Il est important de s’assurer que toute cette réglementation est élaborée en coordination avec les principales parties prenantes, dont l’Autorité Palestinienne. Je m’attends tout à fait à ce que le gouvernement d’Israël fasse les ajustements nécessaires pendant la période pilote pour assurer la transparence ainsi que le traitement juste et égal de tous les citoyens américains et autres ressortissants étrangers se rendant en Cisjordanie », a dit Nides.
Nides n’a pas fait remarquer qu’Israël ne dispose pas d’un pouvoir souverain sur la Cisjordanie et ses habitants, puisque le territoire est sous occupation militaire israélienne – occupation largement considérée comme illégale par la communauté internationale.
Le gouvernement israélien cherche depuis longtemps à obtenir un programme d’exemption de visa avec les États-Unis, qui permettrait aux nationaux israéliens d’aller aux États-Unis pour de courtes visites sans avoir à demander un visa au préalable.
Dans le cadre d’un programme d’exemption de visa, Israël devrait s’assurer que les citoyens américains, y compris les Palestino-américains, bénéficient d’un traitement juste et égal aux frontières d’Israël – chose que les autorités israéliennes sont depuis longtemps explicitement accusées de violer.
Le Times of Israël a cité un haut responsable non nommé de l’ambassade des États-Unis qui aurait dit que les échanges continuels avec Israël sur un programme d’exemption de visa sont sur « des pistes parallèles mais distinctes » des restrictions du COGAT.
« Cette politique que le COGAT va présenter aura un effet sur les citoyens américains, comme c’est le cas sur les nationaux d’autres pays.

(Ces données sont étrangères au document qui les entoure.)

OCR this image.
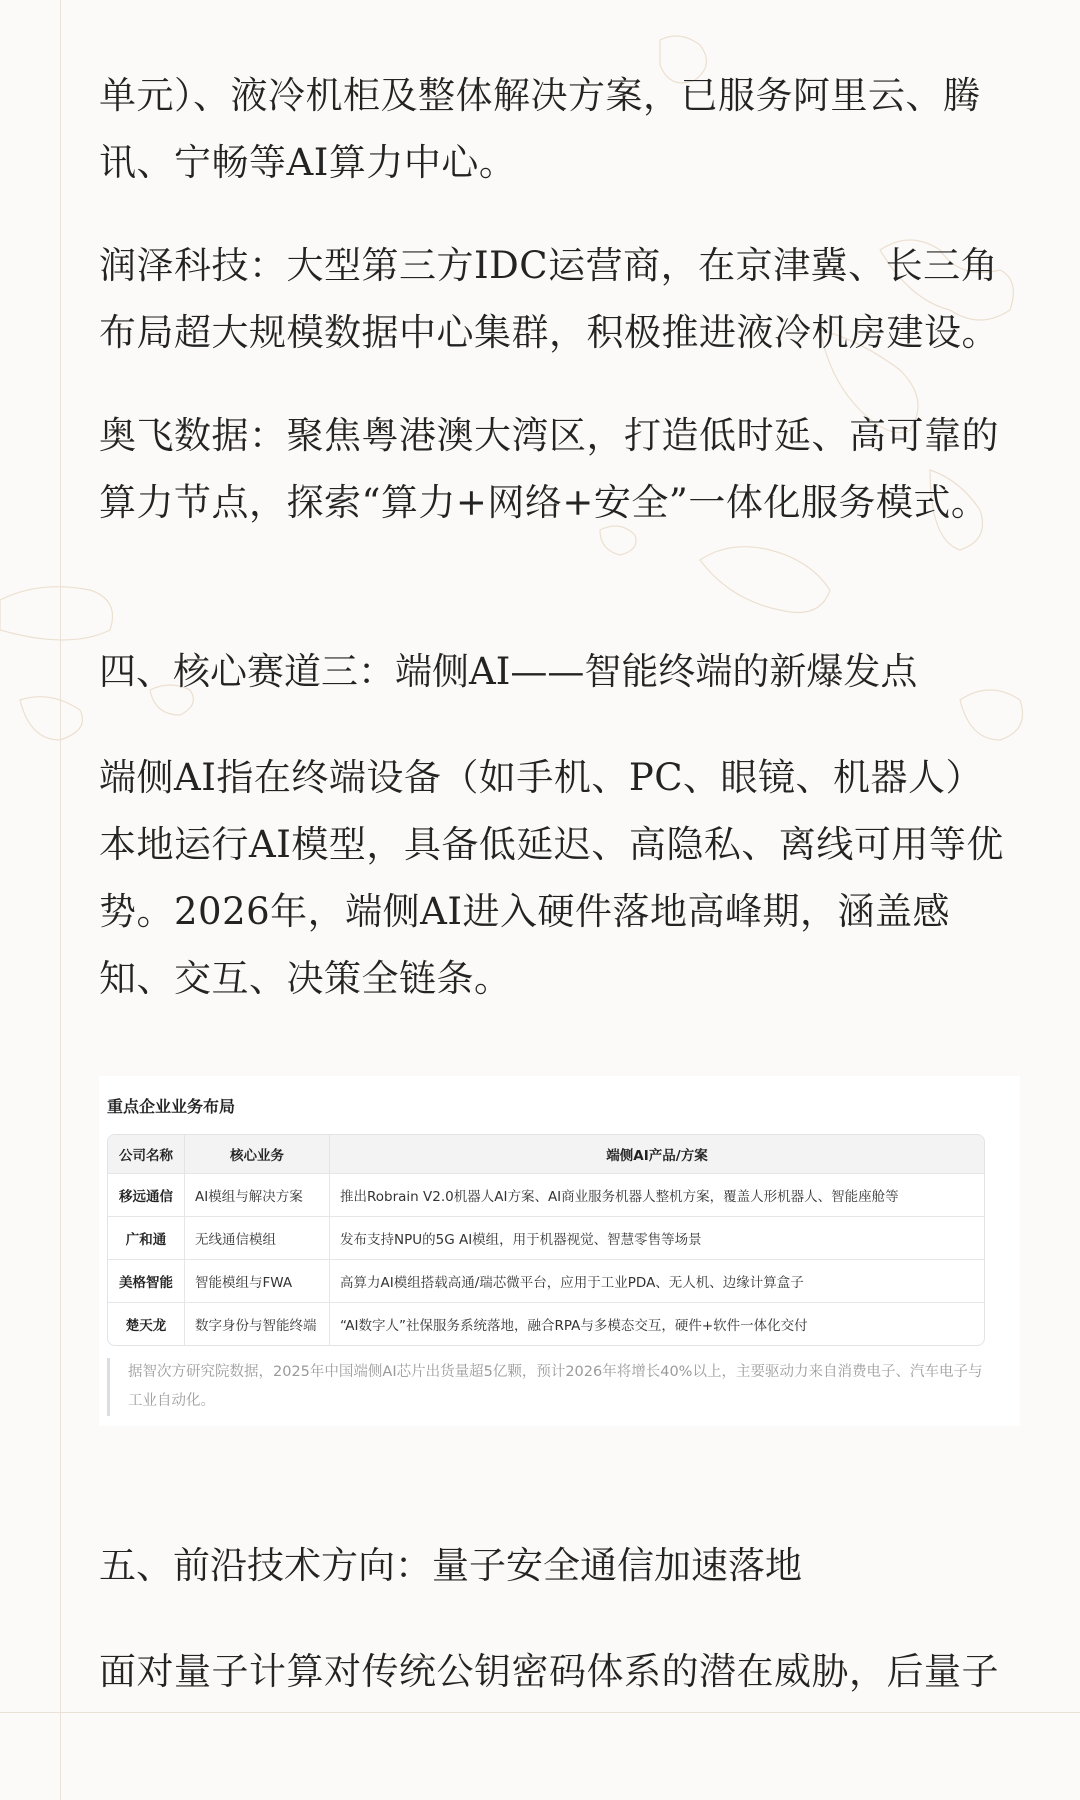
单元）、液冷机柜及整体解决方案，已服务阿里云、腾讯、宁畅等AI算力中心。

润泽科技：大型第三方IDC运营商，在京津冀、长三角布局超大规模数据中心集群，积极推进液冷机房建设。

奥飞数据：聚焦粤港澳大湾区，打造低时延、高可靠的算力节点，探索“算力+网络+安全”一体化服务模式。

四、核心赛道三：端侧AI——智能终端的新爆发点

端侧AI指在终端设备（如手机、PC、眼镜、机器人）本地运行AI模型，具备低延迟、高隐私、离线可用等优势。2026年，端侧AI进入硬件落地高峰期，涵盖感知、交互、决策全链条。

五、前沿技术方向：量子安全通信加速落地

面对量子计算对传统公钥密码体系的潜在威胁，后量子

重点企业业务布局
公司名称	核心业务	端侧AI产品/方案
移远通信	AI模组与解决方案	推出Robrain V2.0机器人AI方案、AI商业服务机器人整机方案，覆盖人形机器人、智能座舱等
广和通	无线通信模组	发布支持NPU的5G AI模组，用于机器视觉、智慧零售等场景
美格智能	智能模组与FWA	高算力AI模组搭载高通/瑞芯微平台，应用于工业PDA、无人机、边缘计算盒子
楚天龙	数字身份与智能终端	“AI数字人”社保服务系统落地，融合RPA与多模态交互，硬件+软件一体化交付
据智次方研究院数据，2025年中国端侧AI芯片出货量超5亿颗，预计2026年将增长40%以上，主要驱动力来自消费电子、汽车电子与工业自动化。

Nous l’observerons de très près et poursuivrons la conversation avec le COGAT et les autres parties du gouvernement israélien tout en avançant sur la voie vers la réciprocité des visas », a dit le responsable.
Le Times of Israël a poursuivi en citant le responsable disant que « La demande de réciprocité d’exemption de visa, quand nous en arriverons à ce point, remplacera certaines des stratégies que nous avons listées ici » et que les responsables américains avaient « une discussion compliquée et délicate » avec le gouvernement israélien, y compris sur la question de « l’extension de privilèges réciproques à tous les citoyens américains, dont les Palestino-américains. »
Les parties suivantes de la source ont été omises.